Third, and most important, wrap that sucker really well in plastic wrap while it’s still warm and stick it in the freezer. Yes, you read that right, while it’s still warm. I know it goes against everything you’ve been told about baking and letting things cool all the way, but trust me. The hot air inside the plastic wrap and cake will cause dew while it freezes and when it defrosts you will have a cake that is unbelievably moist!! Which is important for a treat like this that will be exposed to air!
Freezing also makes cakes so much easier to work with so it doesn’t crumble and fall apart!
Last tip for ya, I always, always, always use Smuckers seedless raspberry jam for my raspberry filling. You can make your own raspberry filling, which I’ve done, but is a lot of work. I’ve found that this jam pairs so well with the cake and you can’t get much easier than just opening a jar!

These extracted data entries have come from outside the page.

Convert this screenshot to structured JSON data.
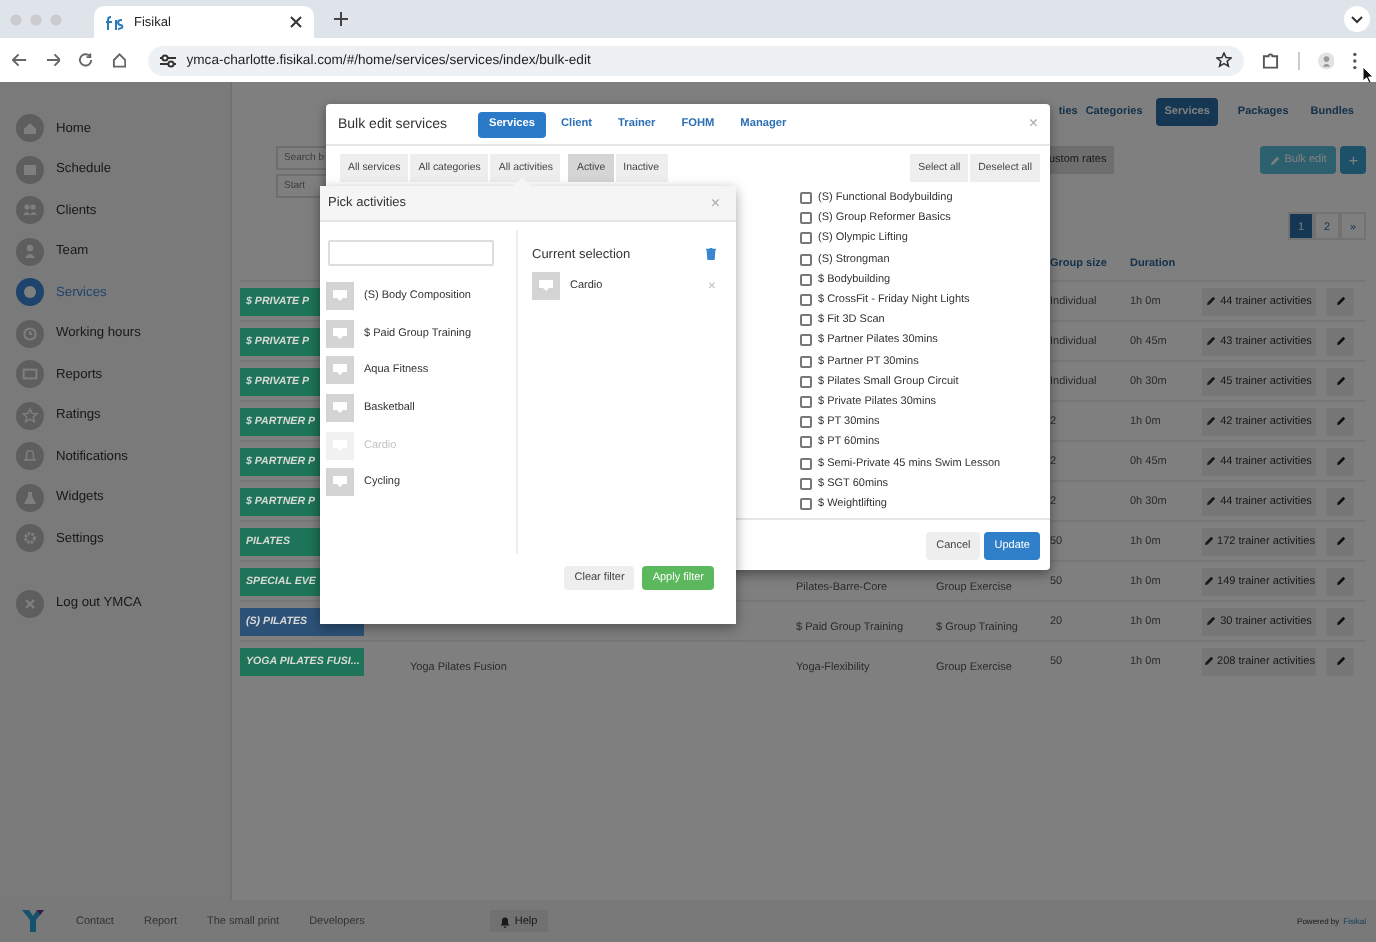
{
  "browser": {
    "tab_title": "Fisikal",
    "url": "ymca-charlotte.fisikal.com/#/home/services/services/index/bulk-edit"
  },
  "sidebar": {
    "items": [
      {
        "label": "Home",
        "selected": false
      },
      {
        "label": "Schedule",
        "selected": false
      },
      {
        "label": "Clients",
        "selected": false
      },
      {
        "label": "Team",
        "selected": false
      },
      {
        "label": "Services",
        "selected": true
      },
      {
        "label": "Working hours",
        "selected": false
      },
      {
        "label": "Reports",
        "selected": false
      },
      {
        "label": "Ratings",
        "selected": false
      },
      {
        "label": "Notifications",
        "selected": false
      },
      {
        "label": "Widgets",
        "selected": false
      },
      {
        "label": "Settings",
        "selected": false
      }
    ],
    "logout": "Log out YMCA"
  },
  "top_nav": [
    {
      "label": "ties",
      "selected": false
    },
    {
      "label": "Categories",
      "selected": false
    },
    {
      "label": "Services",
      "selected": true
    },
    {
      "label": "Packages",
      "selected": false
    },
    {
      "label": "Bundles",
      "selected": false
    }
  ],
  "toolbar": {
    "search_placeholder": "Search b",
    "date_placeholder": "Start",
    "custom_rates": "ustom rates",
    "bulk_edit": "Bulk edit",
    "add": "+"
  },
  "pagination": [
    {
      "label": "1",
      "selected": true
    },
    {
      "label": "2",
      "selected": false
    },
    {
      "label": "»",
      "selected": false
    }
  ],
  "table": {
    "columns": [
      "Group size",
      "Duration"
    ],
    "rows": [
      {
        "badge": "$ PRIVATE P",
        "color": "#1e7458",
        "group_size": "Individual",
        "duration": "1h 0m",
        "trainer_activities": "44 trainer activities"
      },
      {
        "badge": "$ PRIVATE P",
        "color": "#1e7458",
        "group_size": "Individual",
        "duration": "0h 45m",
        "trainer_activities": "43 trainer activities"
      },
      {
        "badge": "$ PRIVATE P",
        "color": "#1e7458",
        "group_size": "Individual",
        "duration": "0h 30m",
        "trainer_activities": "45 trainer activities"
      },
      {
        "badge": "$ PARTNER P",
        "color": "#1e7458",
        "group_size": "2",
        "duration": "1h 0m",
        "trainer_activities": "42 trainer activities"
      },
      {
        "badge": "$ PARTNER P",
        "color": "#1e7458",
        "group_size": "2",
        "duration": "0h 45m",
        "trainer_activities": "44 trainer activities"
      },
      {
        "badge": "$ PARTNER P",
        "color": "#1e7458",
        "group_size": "2",
        "duration": "0h 30m",
        "trainer_activities": "44 trainer activities"
      },
      {
        "badge": "PILATES",
        "color": "#1e7458",
        "group_size": "50",
        "duration": "1h 0m",
        "trainer_activities": "172 trainer activities"
      },
      {
        "badge": "SPECIAL EVE",
        "color": "#1e7458",
        "activity": "Pilates-Barre-Core",
        "category": "Group Exercise",
        "group_size": "50",
        "duration": "1h 0m",
        "trainer_activities": "149 trainer activities"
      },
      {
        "badge": "(S) PILATES",
        "color": "#2d5278",
        "activity": "$ Paid Group Training",
        "category": "$ Group Training",
        "group_size": "20",
        "duration": "1h 0m",
        "trainer_activities": "30 trainer activities"
      },
      {
        "badge": "YOGA PILATES FUSI...",
        "color": "#1e7458",
        "name": "Yoga Pilates Fusion",
        "activity": "Yoga-Flexibility",
        "category": "Group Exercise",
        "group_size": "50",
        "duration": "1h 0m",
        "trainer_activities": "208 trainer activities"
      }
    ]
  },
  "footer": {
    "links": [
      "Contact",
      "Report",
      "The small print",
      "Developers"
    ],
    "help": "Help",
    "powered_by": "Powered by",
    "brand": "Fisikal"
  },
  "bulk_edit": {
    "title": "Bulk edit services",
    "tabs": [
      {
        "label": "Services",
        "selected": true
      },
      {
        "label": "Client",
        "selected": false
      },
      {
        "label": "Trainer",
        "selected": false
      },
      {
        "label": "FOHM",
        "selected": false
      },
      {
        "label": "Manager",
        "selected": false
      }
    ],
    "close": "×",
    "filters": [
      {
        "label": "All services",
        "selected": false
      },
      {
        "label": "All categories",
        "selected": false
      },
      {
        "label": "All activities",
        "selected": false
      }
    ],
    "status_filters": [
      {
        "label": "Active",
        "selected": true
      },
      {
        "label": "Inactive",
        "selected": false
      }
    ],
    "select_all": "Select all",
    "deselect_all": "Deselect all",
    "services": [
      {
        "label": "(S) Functional Bodybuilding",
        "checked": false
      },
      {
        "label": "(S) Group Reformer Basics",
        "checked": false
      },
      {
        "label": "(S) Olympic Lifting",
        "checked": false
      },
      {
        "label": "(S) Strongman",
        "checked": false
      },
      {
        "label": "$ Bodybuilding",
        "checked": false
      },
      {
        "label": "$ CrossFit - Friday Night Lights",
        "checked": false
      },
      {
        "label": "$ Fit 3D Scan",
        "checked": false
      },
      {
        "label": "$ Partner Pilates 30mins",
        "checked": false
      },
      {
        "label": "$ Partner PT 30mins",
        "checked": false
      },
      {
        "label": "$ Pilates Small Group Circuit",
        "checked": false
      },
      {
        "label": "$ Private Pilates 30mins",
        "checked": false
      },
      {
        "label": "$ PT 30mins",
        "checked": false
      },
      {
        "label": "$ PT 60mins",
        "checked": false
      },
      {
        "label": "$ Semi-Private 45 mins Swim Lesson",
        "checked": false
      },
      {
        "label": "$ SGT 60mins",
        "checked": false
      },
      {
        "label": "$ Weightlifting",
        "checked": false
      }
    ],
    "cancel": "Cancel",
    "update": "Update"
  },
  "pick_activities": {
    "title": "Pick activities",
    "close": "×",
    "activities": [
      {
        "label": "(S) Body Composition",
        "selected": false
      },
      {
        "label": "$ Paid Group Training",
        "selected": false
      },
      {
        "label": "Aqua Fitness",
        "selected": false
      },
      {
        "label": "Basketball",
        "selected": false
      },
      {
        "label": "Cardio",
        "selected": true
      },
      {
        "label": "Cycling",
        "selected": false
      }
    ],
    "current_selection_title": "Current selection",
    "current_selection": [
      {
        "label": "Cardio",
        "remove": "×"
      }
    ],
    "clear": "Clear filter",
    "apply": "Apply filter"
  }
}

French Vanilla Raspberry Cake
Cake and Filling
- 1 box Betty Crocker Super Moist French Vanilla Cake Mix
- 3 eggs
- 1/2 cup oil
- 1 cup water
- 1 jar Smuckers seedless raspberry jam
- 1 cup butter, salted
- 1/2 cup margarine
- 2 tsp pure vanilla extract
- 3/4 tsp salt
- 2 lbs powdered sugar
- 1/4 cup water, more if needed
- fresh raspberries, optional
- 1 cup melting chocolate, optional
Bake according to directions on box.
Allow cakes to cool for 10 minutes, then wrap in plastic wrap and freeze.
When ready to frost, remove from freezer and stack cakes, spreading the jam in between the two layers.
Beat the butter, margarine, vanilla and salt until smooth.
Beat in the sugar. Add enough water to get a stiff, smooth consistency.
(optional) top with melting chocolate and fresh raspberries
- Bake cake in square pans.
- After stacking cakes, slice into individual squares.
- Heat 1 1/2 cups buttercream frosting in the microwave for 10-15 seconds at a time.
- Pour melted frosting over the tops of cake squares.
- Drizzle with chocolate.
- Top with a dollop of buttercream and a fresh raspberry.